CINEMA D’AUTORE

DI MARIO PIAZZA

 

A noi boomers intellettualoidi Zelig non fa venire in mente i cabaret televisivi o teatrali, è invece uno splendido film di Woody Allen del 1983 che con grande preveggenza trattava il trasformismo come una vera e propria malattia.
Nel film Zelig era considerato un fenomeno da baraccone per la sua capacità di cambiare istantaneamente i propri connotati fisici, il modo di parlare, la cultura e persino lo spazio fisico e temporale della propria vita passando in un batter d’occhio dal personaggio del rabbino newyorkese a quello del gerarca nazista al fianco di Hitler.
Oggi nessuno sembra farci più caso, conviviamo con la malattia di Zelig e chi ne è affetto in forma grave riscuote addirittura successo e ammirazione.

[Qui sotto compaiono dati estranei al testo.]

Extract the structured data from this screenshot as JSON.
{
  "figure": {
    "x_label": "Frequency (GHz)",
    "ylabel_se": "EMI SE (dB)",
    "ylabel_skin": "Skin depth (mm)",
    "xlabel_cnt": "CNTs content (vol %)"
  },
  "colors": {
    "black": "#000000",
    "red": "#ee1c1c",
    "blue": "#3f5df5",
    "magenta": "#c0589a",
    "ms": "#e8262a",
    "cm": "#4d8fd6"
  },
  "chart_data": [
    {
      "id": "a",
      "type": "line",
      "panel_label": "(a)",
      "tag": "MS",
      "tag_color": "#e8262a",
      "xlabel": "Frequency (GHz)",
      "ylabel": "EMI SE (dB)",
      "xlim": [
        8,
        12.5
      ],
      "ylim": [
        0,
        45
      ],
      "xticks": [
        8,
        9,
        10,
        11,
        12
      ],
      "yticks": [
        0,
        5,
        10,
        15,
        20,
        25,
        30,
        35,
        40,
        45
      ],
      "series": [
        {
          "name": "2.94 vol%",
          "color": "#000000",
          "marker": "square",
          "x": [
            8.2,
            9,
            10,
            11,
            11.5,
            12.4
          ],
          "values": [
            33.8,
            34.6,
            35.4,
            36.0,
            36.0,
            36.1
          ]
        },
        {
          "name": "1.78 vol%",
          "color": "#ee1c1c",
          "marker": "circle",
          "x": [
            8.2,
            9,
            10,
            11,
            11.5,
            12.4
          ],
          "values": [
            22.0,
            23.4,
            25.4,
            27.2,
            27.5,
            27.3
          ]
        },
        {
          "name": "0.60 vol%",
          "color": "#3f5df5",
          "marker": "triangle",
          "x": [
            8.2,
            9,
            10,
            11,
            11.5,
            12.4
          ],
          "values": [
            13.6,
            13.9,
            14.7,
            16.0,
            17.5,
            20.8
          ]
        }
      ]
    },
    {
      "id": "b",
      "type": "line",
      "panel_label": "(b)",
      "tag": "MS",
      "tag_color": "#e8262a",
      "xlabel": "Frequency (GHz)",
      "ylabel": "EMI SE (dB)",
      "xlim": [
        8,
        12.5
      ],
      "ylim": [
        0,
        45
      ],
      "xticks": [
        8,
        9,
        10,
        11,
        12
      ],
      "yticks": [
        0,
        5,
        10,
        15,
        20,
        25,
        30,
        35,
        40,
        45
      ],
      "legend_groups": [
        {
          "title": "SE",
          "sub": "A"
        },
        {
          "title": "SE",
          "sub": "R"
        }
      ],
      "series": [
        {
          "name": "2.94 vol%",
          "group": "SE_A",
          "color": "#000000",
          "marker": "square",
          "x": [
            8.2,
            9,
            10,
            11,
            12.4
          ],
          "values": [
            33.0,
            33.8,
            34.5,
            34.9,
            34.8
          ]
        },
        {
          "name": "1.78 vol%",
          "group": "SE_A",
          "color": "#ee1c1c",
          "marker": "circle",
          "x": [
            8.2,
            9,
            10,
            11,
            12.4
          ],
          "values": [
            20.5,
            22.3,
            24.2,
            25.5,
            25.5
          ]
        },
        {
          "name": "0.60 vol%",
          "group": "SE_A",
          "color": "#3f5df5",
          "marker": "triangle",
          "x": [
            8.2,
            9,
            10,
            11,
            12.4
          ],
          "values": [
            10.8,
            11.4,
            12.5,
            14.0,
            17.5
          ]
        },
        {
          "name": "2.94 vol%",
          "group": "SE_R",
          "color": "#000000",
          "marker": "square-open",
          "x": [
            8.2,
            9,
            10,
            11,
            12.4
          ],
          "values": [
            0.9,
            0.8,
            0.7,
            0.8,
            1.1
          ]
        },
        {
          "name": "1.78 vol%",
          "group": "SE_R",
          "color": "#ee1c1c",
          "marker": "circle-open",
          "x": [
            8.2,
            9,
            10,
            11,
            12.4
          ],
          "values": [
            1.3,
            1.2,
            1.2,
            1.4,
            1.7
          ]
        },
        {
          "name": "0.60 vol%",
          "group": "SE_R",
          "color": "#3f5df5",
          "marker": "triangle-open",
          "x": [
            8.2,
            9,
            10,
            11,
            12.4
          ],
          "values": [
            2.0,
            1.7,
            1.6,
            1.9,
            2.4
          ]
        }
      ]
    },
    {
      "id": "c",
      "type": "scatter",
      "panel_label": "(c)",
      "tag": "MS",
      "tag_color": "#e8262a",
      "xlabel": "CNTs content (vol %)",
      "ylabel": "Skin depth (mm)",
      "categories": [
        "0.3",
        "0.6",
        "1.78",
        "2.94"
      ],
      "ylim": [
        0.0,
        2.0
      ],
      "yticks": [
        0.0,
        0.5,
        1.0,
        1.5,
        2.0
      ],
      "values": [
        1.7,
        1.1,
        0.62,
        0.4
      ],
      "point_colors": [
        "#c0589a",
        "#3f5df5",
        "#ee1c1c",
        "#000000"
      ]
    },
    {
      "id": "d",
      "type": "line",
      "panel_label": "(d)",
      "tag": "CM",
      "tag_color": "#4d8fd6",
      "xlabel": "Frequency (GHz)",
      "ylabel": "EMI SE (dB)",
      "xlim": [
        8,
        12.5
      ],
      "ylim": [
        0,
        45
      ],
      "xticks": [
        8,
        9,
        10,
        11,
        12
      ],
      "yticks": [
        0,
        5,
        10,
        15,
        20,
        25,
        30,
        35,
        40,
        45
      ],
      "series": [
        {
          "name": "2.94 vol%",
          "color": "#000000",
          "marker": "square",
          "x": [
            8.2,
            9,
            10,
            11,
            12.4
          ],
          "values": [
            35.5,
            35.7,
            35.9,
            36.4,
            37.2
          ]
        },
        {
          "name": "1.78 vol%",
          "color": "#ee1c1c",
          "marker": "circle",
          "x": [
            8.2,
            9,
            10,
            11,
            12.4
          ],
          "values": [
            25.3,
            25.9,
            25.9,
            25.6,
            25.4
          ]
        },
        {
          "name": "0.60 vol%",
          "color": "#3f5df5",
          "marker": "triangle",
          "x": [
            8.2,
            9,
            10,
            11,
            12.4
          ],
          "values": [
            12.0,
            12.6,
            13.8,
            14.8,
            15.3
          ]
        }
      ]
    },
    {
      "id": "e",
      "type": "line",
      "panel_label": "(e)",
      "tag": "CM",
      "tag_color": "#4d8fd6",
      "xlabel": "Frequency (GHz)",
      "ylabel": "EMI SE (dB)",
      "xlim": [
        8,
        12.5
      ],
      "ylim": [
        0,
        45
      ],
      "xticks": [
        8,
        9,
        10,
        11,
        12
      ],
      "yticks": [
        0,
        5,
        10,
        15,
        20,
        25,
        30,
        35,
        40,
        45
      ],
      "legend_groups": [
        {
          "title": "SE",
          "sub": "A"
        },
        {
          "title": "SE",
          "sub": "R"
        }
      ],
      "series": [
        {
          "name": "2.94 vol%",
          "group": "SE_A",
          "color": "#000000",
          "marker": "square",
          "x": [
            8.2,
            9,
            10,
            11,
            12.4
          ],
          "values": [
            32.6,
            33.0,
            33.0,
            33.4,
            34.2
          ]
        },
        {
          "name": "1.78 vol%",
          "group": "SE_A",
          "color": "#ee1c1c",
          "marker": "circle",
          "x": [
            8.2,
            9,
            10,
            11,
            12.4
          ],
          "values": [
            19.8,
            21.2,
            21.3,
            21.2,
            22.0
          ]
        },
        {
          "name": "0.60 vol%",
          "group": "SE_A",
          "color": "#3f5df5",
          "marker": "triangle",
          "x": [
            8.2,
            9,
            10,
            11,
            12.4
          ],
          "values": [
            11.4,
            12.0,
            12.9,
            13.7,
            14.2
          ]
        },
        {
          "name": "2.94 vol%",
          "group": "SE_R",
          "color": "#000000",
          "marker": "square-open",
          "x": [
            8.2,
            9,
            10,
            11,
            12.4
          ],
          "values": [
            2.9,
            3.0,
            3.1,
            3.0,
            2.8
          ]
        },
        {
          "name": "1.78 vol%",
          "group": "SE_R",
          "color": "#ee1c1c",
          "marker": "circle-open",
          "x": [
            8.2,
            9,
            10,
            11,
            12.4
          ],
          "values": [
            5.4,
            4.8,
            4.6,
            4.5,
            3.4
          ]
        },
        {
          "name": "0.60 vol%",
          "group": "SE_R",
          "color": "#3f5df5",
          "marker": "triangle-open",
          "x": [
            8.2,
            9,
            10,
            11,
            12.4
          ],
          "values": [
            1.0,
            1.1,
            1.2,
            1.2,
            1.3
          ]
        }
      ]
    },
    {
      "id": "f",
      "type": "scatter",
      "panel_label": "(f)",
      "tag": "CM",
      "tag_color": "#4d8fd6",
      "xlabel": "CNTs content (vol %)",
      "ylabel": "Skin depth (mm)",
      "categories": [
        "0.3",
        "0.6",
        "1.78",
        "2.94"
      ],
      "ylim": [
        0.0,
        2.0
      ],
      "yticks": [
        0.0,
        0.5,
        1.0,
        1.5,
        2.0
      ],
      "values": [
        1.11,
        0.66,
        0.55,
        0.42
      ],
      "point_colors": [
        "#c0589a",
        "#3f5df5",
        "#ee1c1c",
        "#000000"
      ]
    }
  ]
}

Annullare a piacimento se stessi per adattarsi alle circostanze come fanno Meloni, Salvini, Di Maio e tanti altri non suscita più alcuna preoccupazione.
E’ come se il nostro cane di casa potesse indifferentemente scodinzolare o azzannarci alla gola e la cosa non ci riguardasse, e invece di spedirlo in un canile o farlo rieducare da un professionista continuassimo a servirgli succulente ciotole straripanti di voti.